How on earth do I stop my Applet from flickering

I think it is just sort of a killing the messenger kind of thing, and being frustrated at the problem and maybe leaking some of that frustration into the conversation.

In the end, Apple is slowly killing Java applets >:(

Sorry didn’t mean to imply your response was unwanted. I’m just pretty miffed at how hard it seems to be to get a consistant experience across platforms. Especially since your setup appears to be near identical to mine.

Welcome to Java!

Same exact result. Chrome, win7.

(build 1.6.0_26-b03)

I didn’t mean to insult anyone who favors Macs (AKA “I’ll buy anything that’s shiny and made by Apple!” xDDDDD), but game support on Macs has always been pretty bad in my experience. Considering the really old version of OpenGL supported by Macs along with the bugs I hear about all the time, it just isn’t worth my time to look into it as a person interested in graphics programming. I am in no way fanboying Windows here, I’m just saying that at least I can haz tessellation, texture arrays and samplers and multisampling coverage masks in my shaders there.
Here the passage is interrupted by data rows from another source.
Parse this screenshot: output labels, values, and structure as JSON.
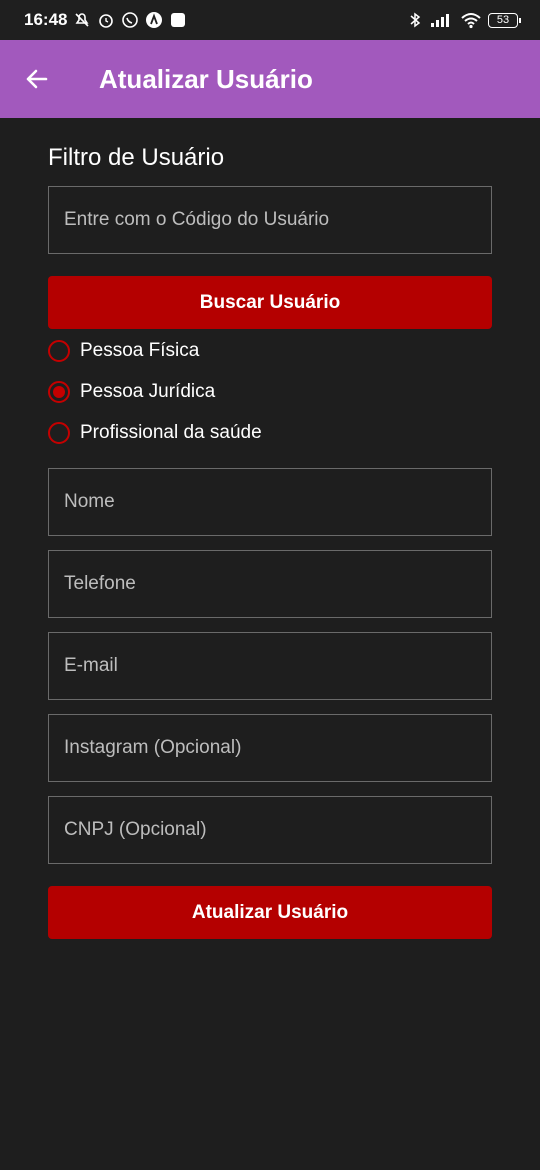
{
  "status_bar": {
    "time": "16:48",
    "battery": "53",
    "left_icons": [
      "mute-icon",
      "alarm-icon",
      "whatsapp-icon",
      "app-icon",
      "square-icon"
    ],
    "right_icons": [
      "bluetooth-icon",
      "signal-icon",
      "wifi-icon",
      "battery-icon"
    ]
  },
  "appbar": {
    "title": "Atualizar Usuário",
    "color": "#a259bd"
  },
  "filter": {
    "title": "Filtro de Usuário",
    "code_placeholder": "Entre com o Código do Usuário",
    "search_button": "Buscar Usuário"
  },
  "person_type": {
    "options": [
      {
        "label": "Pessoa Física",
        "selected": false
      },
      {
        "label": "Pessoa Jurídica",
        "selected": true
      },
      {
        "label": "Profissional da saúde",
        "selected": false
      }
    ]
  },
  "form": {
    "name_placeholder": "Nome",
    "phone_placeholder": "Telefone",
    "email_placeholder": "E-mail",
    "instagram_placeholder": "Instagram (Opcional)",
    "cnpj_placeholder": "CNPJ (Opcional)",
    "submit_button": "Atualizar Usuário"
  },
  "colors": {
    "accent": "#b40000",
    "background": "#1e1e1e"
  }
}
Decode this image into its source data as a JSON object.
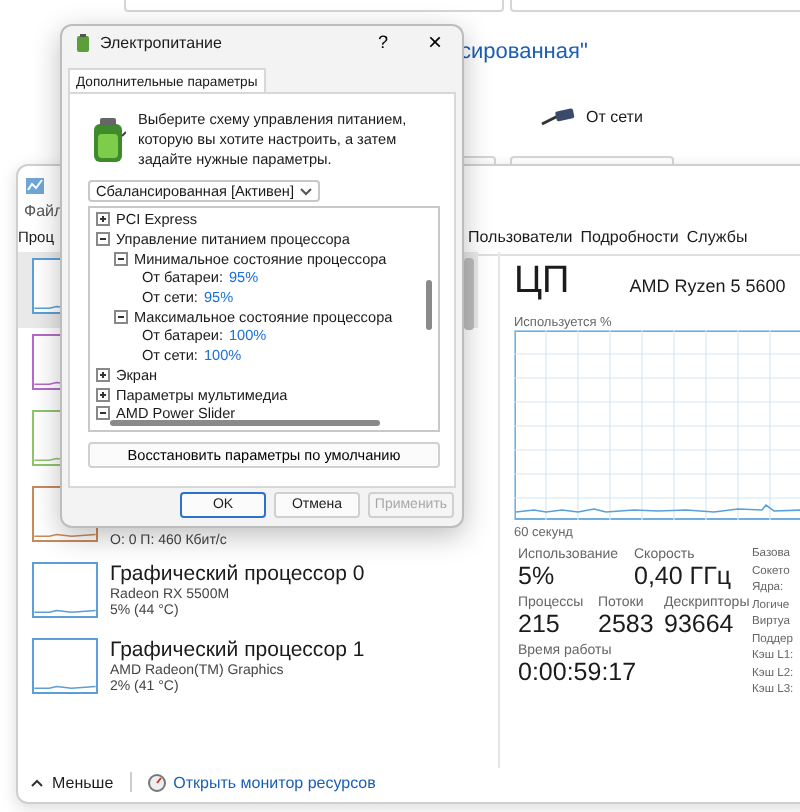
{
  "background_window": {
    "heading_fragment": "сированная\"",
    "power_source": "От сети"
  },
  "task_manager": {
    "menu": [
      "Файл"
    ],
    "tabs": [
      {
        "label": "Проц",
        "selected": false
      },
      {
        "label": "Пользователи",
        "selected": false
      },
      {
        "label": "Подробности",
        "selected": false
      },
      {
        "label": "Службы",
        "selected": false
      }
    ],
    "devices": [
      {
        "color": "#5b9fd6",
        "selected": true
      },
      {
        "color": "#b56ac9",
        "selected": false
      },
      {
        "color": "#8ec46c",
        "selected": false
      },
      {
        "color": "#c98a5a",
        "selected": false,
        "detail": "О: 0 П: 460 Кбит/с"
      },
      {
        "color": "#5b9fd6",
        "selected": false,
        "name": "Графический процессор 0",
        "model": "Radeon RX 5500M",
        "usage": "5% (44 °C)"
      },
      {
        "color": "#5b9fd6",
        "selected": false,
        "name": "Графический процессор 1",
        "model": "AMD Radeon(TM) Graphics",
        "usage": "2% (41 °C)"
      }
    ],
    "cpu": {
      "title": "ЦП",
      "model": "AMD Ryzen 5 5600",
      "graph_label": "Используется %",
      "time_label": "60 секунд",
      "stat_rows": [
        [
          {
            "label": "Использование",
            "value": "5%"
          },
          {
            "label": "Скорость",
            "value": "0,40 ГГц"
          }
        ],
        [
          {
            "label": "Процессы",
            "value": "215"
          },
          {
            "label": "Потоки",
            "value": "2583"
          },
          {
            "label": "Дескрипторы",
            "value": "93664"
          }
        ],
        [
          {
            "label": "Время работы",
            "value": "0:00:59:17"
          }
        ]
      ],
      "specs": [
        "Базова",
        "Сокето",
        "Ядра:",
        "Логиче",
        "Виртуа",
        "Поддер",
        "Кэш L1:",
        "Кэш L2:",
        "Кэш L3:"
      ]
    },
    "footer": {
      "less": "Меньше",
      "link": "Открыть монитор ресурсов"
    }
  },
  "dialog": {
    "title": "Электропитание",
    "help": "?",
    "close": "×",
    "tabs": [
      {
        "label": "Дополнительные параметры",
        "selected": true
      }
    ],
    "intro": "Выберите схему управления питанием, которую вы хотите настроить, а затем задайте нужные параметры.",
    "plan": "Сбалансированная [Активен]",
    "tree": [
      {
        "label": "PCI Express",
        "expanded": false
      },
      {
        "label": "Управление питанием процессора",
        "expanded": true,
        "children": [
          {
            "label": "Минимальное состояние процессора",
            "expanded": true,
            "children": [
              {
                "label": "От батареи:",
                "value": "95%"
              },
              {
                "label": "От сети:",
                "value": "95%"
              }
            ]
          },
          {
            "label": "Максимальное состояние процессора",
            "expanded": true,
            "children": [
              {
                "label": "От батареи:",
                "value": "100%"
              },
              {
                "label": "От сети:",
                "value": "100%"
              }
            ]
          }
        ]
      },
      {
        "label": "Экран",
        "expanded": false
      },
      {
        "label": "Параметры мультимедиа",
        "expanded": false
      },
      {
        "label": "AMD Power Slider",
        "expanded": true
      }
    ],
    "restore": "Восстановить параметры по умолчанию",
    "buttons": [
      {
        "label": "OK",
        "kind": "default",
        "disabled": false
      },
      {
        "label": "Отмена",
        "kind": "normal",
        "disabled": false
      },
      {
        "label": "Применить",
        "kind": "normal",
        "disabled": true
      }
    ]
  }
}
Well that is if the user is running a decent graphics card with decent OpenGL support too :wink:

NVidia drivers are (mostly) excellent these days, and can even ignore/workaround OpenGL bugs in your code. The Intel chipsets and drivers are also no where near as bad as they used to be.

My experience with Radeon is limited to the antique Radeon card in my family’s old computer. It had FBO support, but it apparently couldn’t handle colors in them. I have no idea what the hell was going on, and I never even bothered to investigate such a ridiculous bug. xD
Nah, I haven’t found any really serious bugs yet in any drivers today. Granted I’ve been ignoring Intel, but Radeon and NVidia is fine. I do have a few bugs concerning antialiasing though. Reading sample positions when using driver forced antialiasing will give you some very interesting positions. Multisampled HDR FBO rendering is limited to 4xMSAA Retested it, and it’s fixed in the latest drivers. For some reason, the driver reports that “16xMSAA” is available, but when you use it it gives you 2x2 OGSSAA + 4xMSAA. “32xMSAA” is also available, being 2x2 OGSSAA + 8xMSAA. Coverage sampling also works. The funny thing is that this is only with FBOs.

There are some bugs with getting antialiasing on the main screen buffer (Display.create()). The only coverage sample mode supported is 32xCSAA (based on 8xMSAA). Everything under that just gives the number of coverage samples requested as color samples, e.g. if I say 4 color, 16 coverage (=16xQ) I get 16xMSAA (see above). It works if I force it through my drivers though. Could be either the OpenGL driver or LWJGL. The .withCoverageSamples() methods seem very unreliable.

I have found that if I’m using an image as a buffer, adding

setIgnoreRepaint(true);

to init() stops people complaining about flickering (and freezing) when I don’t even experience it on my machine.